Já esta sexta-feira, depois de postas a circular as noticias, a cantora e compositora Teté Alhinho, na Cidade da Praia, na Ilha de Santiago, disse ao PÚBLICO que “a valorização da morna significa também a valorização do país”, acrescentando que “a música e a cultura de Cabo Verde já é bem-recebida e compreendida no mundo, mas este reconhecimento vai fazer com que seja ainda mais notória, abrindo novas portas à cultura.”

O conhecido empresário e produtor José da Silva – também conhecido por Djô da Silva – que lançou dezenas de carreiras artísticas, sendo o nome de Cesária Évora o mais emblemático, é da opinião que se trata de “um grande reconhecimento internacional para a música de Cabo Verde, representando muitos anos de trabalho de artistas, produtores e outros agentes, bem como dos nossos compositores, escritores e poetas, que fizeram mornas extraordinárias.”

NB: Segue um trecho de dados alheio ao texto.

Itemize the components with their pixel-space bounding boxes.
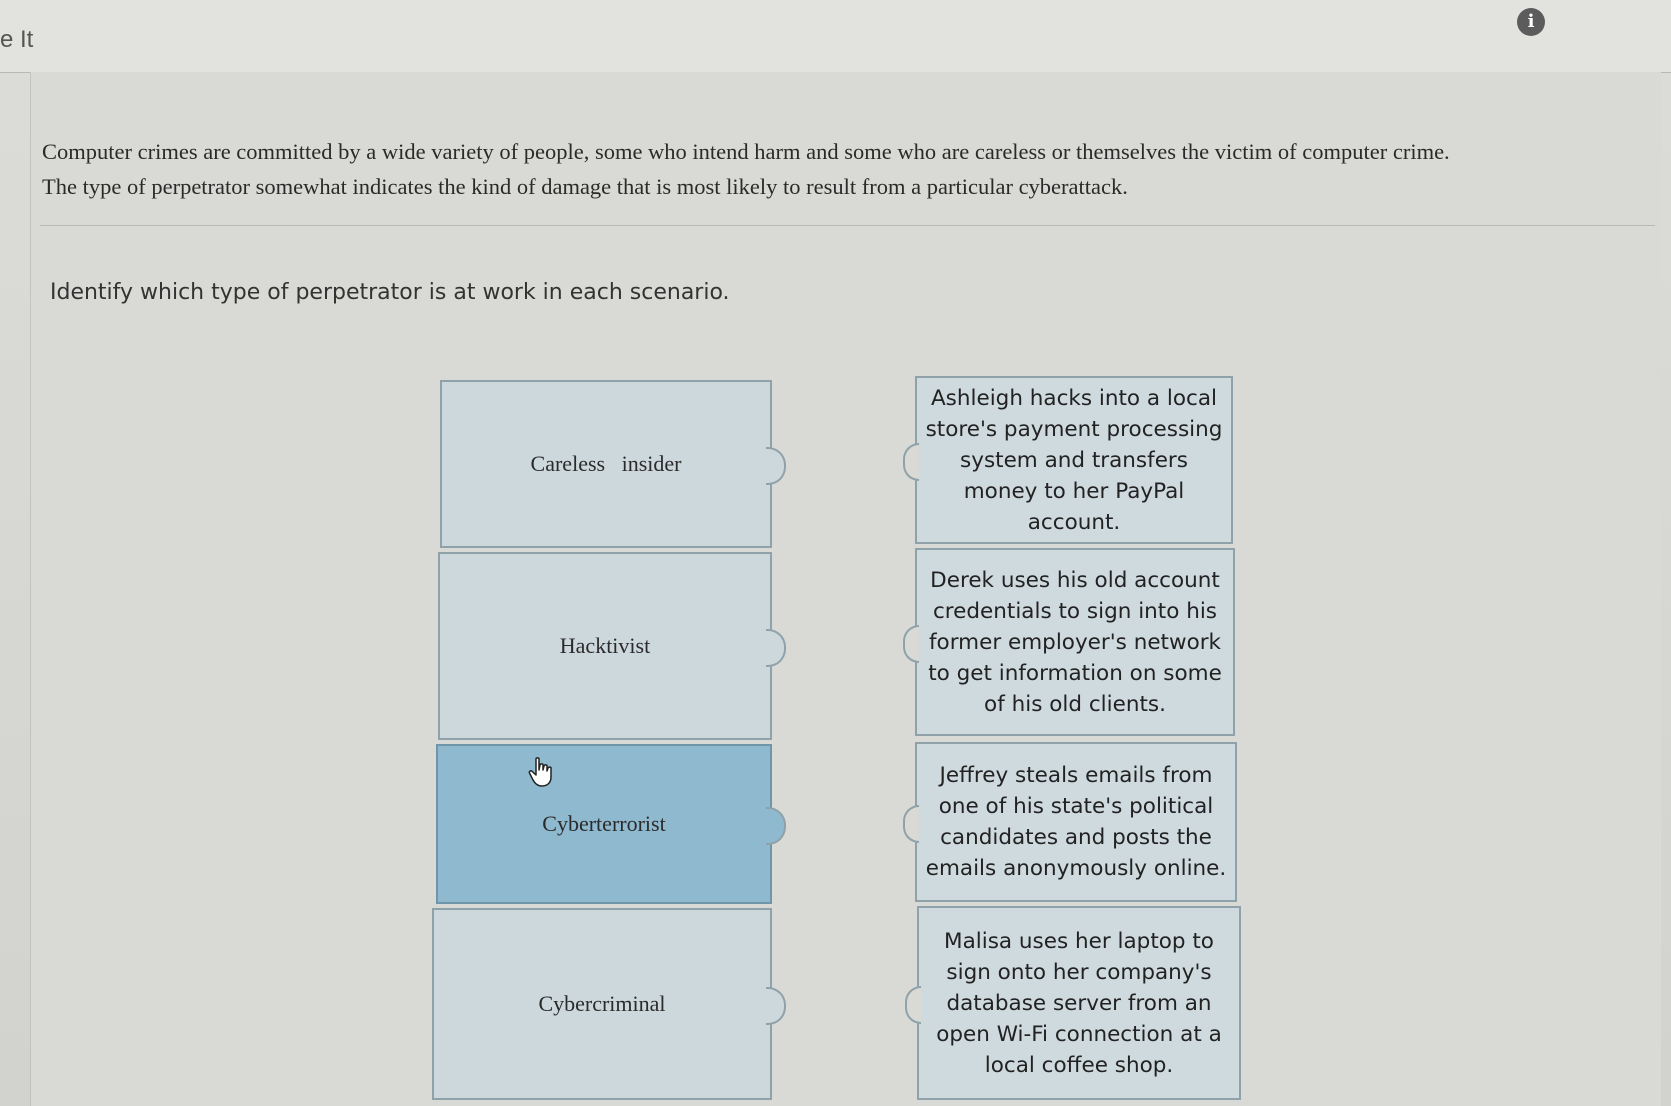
term-card-careless-insider[interactable] (440, 380, 772, 548)
info-icon[interactable]: i (1517, 8, 1545, 36)
scenario-card-ashleigh[interactable] (915, 376, 1233, 544)
scenario-text: Derek uses his old account credentials to sign into his former employer's network to get information on some of his old clients. (928, 567, 1222, 717)
question-panel (30, 72, 1661, 1106)
divider (40, 225, 1655, 226)
term-card-cyberterrorist[interactable] (436, 744, 772, 904)
scenario-text: Ashleigh hacks into a local store's payment processing system and transfers money to her PayPal account. (925, 385, 1223, 535)
term-label: Careless insider (530, 451, 682, 476)
scenario-card-jeffrey[interactable] (915, 742, 1237, 902)
scenario-text: Jeffrey steals emails from one of his state's political candidates and posts the emails anonymously online. (925, 763, 1227, 881)
term-label: Cyberterrorist (542, 811, 666, 836)
term-label: Cybercriminal (538, 991, 666, 1016)
intro-line-2: The type of perpetrator somewhat indicates the kind of damage that is most likely to result from a particular cyberattack. (42, 174, 1128, 199)
scenario-text: Malisa uses her laptop to sign onto her company's database server from an open Wi-Fi connection at a local coffee shop. (936, 928, 1222, 1078)
hand-pointer-icon (528, 757, 554, 787)
page-title-fragment: e It (0, 26, 34, 53)
intro-line-1: Computer crimes are committed by a wide variety of people, some who intend harm and some who are careless or themselves the victim of computer crime. (42, 139, 1450, 164)
intro-text (42, 134, 1642, 204)
scenario-card-malisa[interactable] (917, 906, 1241, 1100)
scenario-card-derek[interactable] (915, 548, 1235, 736)
term-card-cybercriminal[interactable] (432, 908, 772, 1100)
term-label: Hacktivist (559, 633, 651, 658)
top-bar (0, 0, 1671, 73)
term-card-hacktivist[interactable] (438, 552, 772, 740)
instruction-text: Identify which type of perpetrator is at work in each scenario. (50, 280, 730, 305)
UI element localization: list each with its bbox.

Além da morna, há nas ilhas cabo-verdianas outros géneros como a coladeira, o batuco, o funaná ou a tabanka, mas a morna sobressai. “É o género musical que expressa o nosso sentir, a nossa alma, aquilo que conta a nossa história. Os outros géneros são menos conhecidos porque ficaram mais confinados às suas ilhas”, diz Teté Alhinho, numa linha de pensamento que José da Silva segue. “Cada ilha tem a sua cultura e estilos próprios, mas o único género que está presente em todas e é consensual é a morna.”